Joaquin’s Phoenix’s Arthur Peck, aka Joker, is a tormented greasy-haired, Auschwitz-thin sad sack head case slowly descending into madness in the scuzzy ruins of Gotham City, which looks a lot like a slow-rotting Big Apple circa 1981. For the first 90 minutes of this two hour movie, Arthur Fleck is kicked in the teeth at every turn, by the heartless bureaucracy of Gotham City Hall that shits on the poor and gives to the rich, by drunken Wall Street date rapists singing Sondheim in the subway, by the local juvenile delinquents who knock him down and kick him like a deflating soccer ball, by his Ophelia-mad mother who delivered him unto the evil of her sadistic monster of a boyfriend before he was old enough to speak, by his double-crossing co-workers and his asshole boss down at the clowns-for-hire agency he used to work at. All the while struggling to fend off the onset of creeping psychosis. And then the city slashes the budget for mental health services and cuts off his psych meds. Match meets gasoline. He is a man at the end of his rope and vengeance will be thine.
Fine. Have at it.
The film so badly wants to be a gritty edge lord hybrid of Taxi Driver and King Of Comedy, and, just to make sure that’s obvious, casts an utterly unconvincing Robert De Niro as Murray Franklin, a charmless, inexplicably popular talk show host who turns out to be yet another of Arthur’s abusers that winds up one of his victims. De Niro’s not the only one miscast the play. Brett Cullens’ Thomas Wayne (father of Bruce) has all the charisma and indispensability of a Bill DeBlasio presidential campaign and Frances Conroy plays his mother as a muttering unmade bed of a woman.

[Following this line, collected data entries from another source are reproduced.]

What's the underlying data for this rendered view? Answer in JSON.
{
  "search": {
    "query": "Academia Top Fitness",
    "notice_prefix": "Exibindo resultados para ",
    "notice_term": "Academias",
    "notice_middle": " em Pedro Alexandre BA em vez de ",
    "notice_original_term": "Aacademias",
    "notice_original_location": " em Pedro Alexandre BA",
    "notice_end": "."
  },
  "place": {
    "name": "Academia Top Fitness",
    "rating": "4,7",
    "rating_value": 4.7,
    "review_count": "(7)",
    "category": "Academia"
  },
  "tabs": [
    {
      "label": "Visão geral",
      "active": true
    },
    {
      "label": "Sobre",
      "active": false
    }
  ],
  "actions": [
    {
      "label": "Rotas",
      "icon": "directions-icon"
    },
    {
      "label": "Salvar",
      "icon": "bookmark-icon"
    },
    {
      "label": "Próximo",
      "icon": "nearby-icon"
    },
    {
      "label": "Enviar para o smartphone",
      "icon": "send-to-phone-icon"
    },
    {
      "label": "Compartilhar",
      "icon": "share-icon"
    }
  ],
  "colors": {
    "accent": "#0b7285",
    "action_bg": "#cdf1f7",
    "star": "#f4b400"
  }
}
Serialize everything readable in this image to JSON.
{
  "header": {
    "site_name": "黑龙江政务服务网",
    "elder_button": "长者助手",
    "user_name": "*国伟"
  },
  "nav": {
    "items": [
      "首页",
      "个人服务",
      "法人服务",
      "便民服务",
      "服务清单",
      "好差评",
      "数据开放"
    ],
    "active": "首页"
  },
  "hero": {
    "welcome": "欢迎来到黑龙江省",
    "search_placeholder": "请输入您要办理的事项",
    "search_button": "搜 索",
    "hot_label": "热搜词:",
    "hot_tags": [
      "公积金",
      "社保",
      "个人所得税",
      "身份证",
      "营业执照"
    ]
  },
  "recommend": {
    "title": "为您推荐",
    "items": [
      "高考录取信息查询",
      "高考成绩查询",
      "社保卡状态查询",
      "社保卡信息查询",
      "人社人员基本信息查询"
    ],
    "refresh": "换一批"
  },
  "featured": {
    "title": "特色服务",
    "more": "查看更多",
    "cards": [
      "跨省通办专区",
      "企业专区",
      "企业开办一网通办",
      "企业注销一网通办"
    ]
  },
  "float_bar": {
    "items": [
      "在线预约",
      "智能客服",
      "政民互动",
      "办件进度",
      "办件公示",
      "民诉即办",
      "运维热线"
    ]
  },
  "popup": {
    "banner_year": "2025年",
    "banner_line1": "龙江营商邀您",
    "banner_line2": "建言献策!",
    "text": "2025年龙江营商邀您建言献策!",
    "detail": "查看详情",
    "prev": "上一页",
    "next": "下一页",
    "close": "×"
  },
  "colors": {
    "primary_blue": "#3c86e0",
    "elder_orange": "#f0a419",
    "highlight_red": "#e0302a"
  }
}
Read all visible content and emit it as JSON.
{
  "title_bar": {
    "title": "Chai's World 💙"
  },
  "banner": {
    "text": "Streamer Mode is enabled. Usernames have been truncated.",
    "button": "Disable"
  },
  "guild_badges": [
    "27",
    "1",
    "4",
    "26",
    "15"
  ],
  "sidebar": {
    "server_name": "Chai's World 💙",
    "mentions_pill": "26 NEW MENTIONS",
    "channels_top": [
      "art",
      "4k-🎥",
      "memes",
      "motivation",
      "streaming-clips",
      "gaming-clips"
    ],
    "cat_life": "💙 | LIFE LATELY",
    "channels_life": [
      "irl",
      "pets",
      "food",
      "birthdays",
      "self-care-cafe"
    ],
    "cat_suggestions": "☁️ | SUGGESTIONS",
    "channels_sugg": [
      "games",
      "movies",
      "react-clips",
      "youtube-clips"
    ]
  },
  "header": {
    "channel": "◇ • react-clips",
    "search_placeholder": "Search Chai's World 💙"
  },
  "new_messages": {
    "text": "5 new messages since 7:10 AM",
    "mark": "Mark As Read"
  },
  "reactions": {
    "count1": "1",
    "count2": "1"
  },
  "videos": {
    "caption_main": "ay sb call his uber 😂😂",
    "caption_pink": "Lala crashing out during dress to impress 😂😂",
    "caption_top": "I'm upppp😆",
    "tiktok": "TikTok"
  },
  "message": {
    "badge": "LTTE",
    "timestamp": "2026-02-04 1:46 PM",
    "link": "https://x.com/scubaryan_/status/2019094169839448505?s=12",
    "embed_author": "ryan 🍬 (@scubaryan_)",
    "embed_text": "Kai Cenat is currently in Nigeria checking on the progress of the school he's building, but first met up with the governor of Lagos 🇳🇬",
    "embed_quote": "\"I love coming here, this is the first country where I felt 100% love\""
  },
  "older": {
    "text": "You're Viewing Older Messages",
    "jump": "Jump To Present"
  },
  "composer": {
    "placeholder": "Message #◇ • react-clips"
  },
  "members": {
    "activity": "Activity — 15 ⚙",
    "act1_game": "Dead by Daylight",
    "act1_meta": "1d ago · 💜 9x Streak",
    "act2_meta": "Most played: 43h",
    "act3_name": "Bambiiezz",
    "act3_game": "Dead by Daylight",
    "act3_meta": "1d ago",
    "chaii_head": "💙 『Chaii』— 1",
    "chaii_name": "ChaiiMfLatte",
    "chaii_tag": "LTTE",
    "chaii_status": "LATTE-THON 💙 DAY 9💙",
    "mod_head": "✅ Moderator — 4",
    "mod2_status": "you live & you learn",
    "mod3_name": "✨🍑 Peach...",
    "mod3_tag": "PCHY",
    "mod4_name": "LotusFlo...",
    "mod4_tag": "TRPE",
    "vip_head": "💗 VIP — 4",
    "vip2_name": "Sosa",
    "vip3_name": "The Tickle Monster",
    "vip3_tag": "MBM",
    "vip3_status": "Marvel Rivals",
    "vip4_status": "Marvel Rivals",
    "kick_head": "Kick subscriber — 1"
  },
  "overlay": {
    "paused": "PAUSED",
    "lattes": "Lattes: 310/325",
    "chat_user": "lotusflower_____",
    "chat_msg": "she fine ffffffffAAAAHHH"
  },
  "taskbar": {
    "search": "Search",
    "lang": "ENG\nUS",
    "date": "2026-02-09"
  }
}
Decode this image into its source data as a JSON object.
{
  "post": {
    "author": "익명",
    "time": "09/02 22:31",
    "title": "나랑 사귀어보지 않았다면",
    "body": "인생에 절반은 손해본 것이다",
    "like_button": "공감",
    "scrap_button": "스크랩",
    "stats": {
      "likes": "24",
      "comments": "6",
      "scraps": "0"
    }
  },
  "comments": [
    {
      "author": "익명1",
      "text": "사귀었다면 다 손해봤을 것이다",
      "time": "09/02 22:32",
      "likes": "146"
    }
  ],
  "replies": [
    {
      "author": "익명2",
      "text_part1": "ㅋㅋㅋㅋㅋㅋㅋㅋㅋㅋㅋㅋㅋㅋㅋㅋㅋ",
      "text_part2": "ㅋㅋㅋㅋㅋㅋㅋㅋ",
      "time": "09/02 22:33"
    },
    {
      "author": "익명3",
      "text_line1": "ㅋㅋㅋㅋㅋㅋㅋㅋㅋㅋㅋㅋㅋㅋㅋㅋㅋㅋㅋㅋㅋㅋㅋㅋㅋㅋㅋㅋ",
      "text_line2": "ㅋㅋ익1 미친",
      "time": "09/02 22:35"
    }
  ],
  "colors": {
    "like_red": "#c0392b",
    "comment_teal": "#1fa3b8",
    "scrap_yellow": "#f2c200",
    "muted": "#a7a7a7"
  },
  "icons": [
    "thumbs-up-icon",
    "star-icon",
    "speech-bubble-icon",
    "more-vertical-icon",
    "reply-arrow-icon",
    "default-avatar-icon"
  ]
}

But the biggest problem with Joker is there’s just too goddamn much Joaquin Phoenix in this movie: Mugging, frugging, preening, pretzeling, all the while cackling maniacally and soft-shoeing psychotic like Chaplin’s Little Tramp on a meth binge. I don’t really blame Joaquin for this, I blame director Todd Phillips and the film editor, who seemingly used every single psychopathic second of every amps-on-eleven take Phoenix committed to celluloid in his iridescent river boat gambler get up. It’s like drinking Joaquin Phoenix out of a firehose.
And it just goes on and on. The movie is only two hours long, but it feels like six. The script is a hot mess of ham-fisted homage, over-acting and muddled intentions. Is this The Rise Of The Incels? An escape hatch from responsibility for the self-made misery of thwarted white male mediocrities? A how-to guide for unfuckable men to cleanse themselves in an orgy of unspeakable violence and be reborn? Or is it the grimy cosplay brutality of overgrown Scorsese fanboys masquerading as a morality play? Or is it a public service announcement reminding us that society reaps the carnage it sows when it arms and then neglects the mentally ill? In which case, why bother when the cable news massacre of the week currently bleeding out at a high school, workplace or WalMart near you has made that point soul-crushingly clear over and over and over again, to little or no avail?
The screenplay, penned by director Phillips and screenwriter Scott Silver, is riddled with logical fallacies and ludicrous improbabilities, from the cops who give Arthur a 50 yard head start before announcing they have come to arrest him, to the scene at the end when, despite having already demonstrated that he is a homicidal maniac with a hair-trigger capacity for horrific violence, he is left unshackled and unguarded in a locked room at Arkham Asylum with a nurse he proceeds to kill with his bare hands. What follows is Joker’s one moment of a true cinematic grace — Arthur Fleck racing down a long blinding-white hallway in slo-mo leaving behind a trail of bloody footprints as he runs to the light — but by then it’s too late. That joke isn’t funny anyone.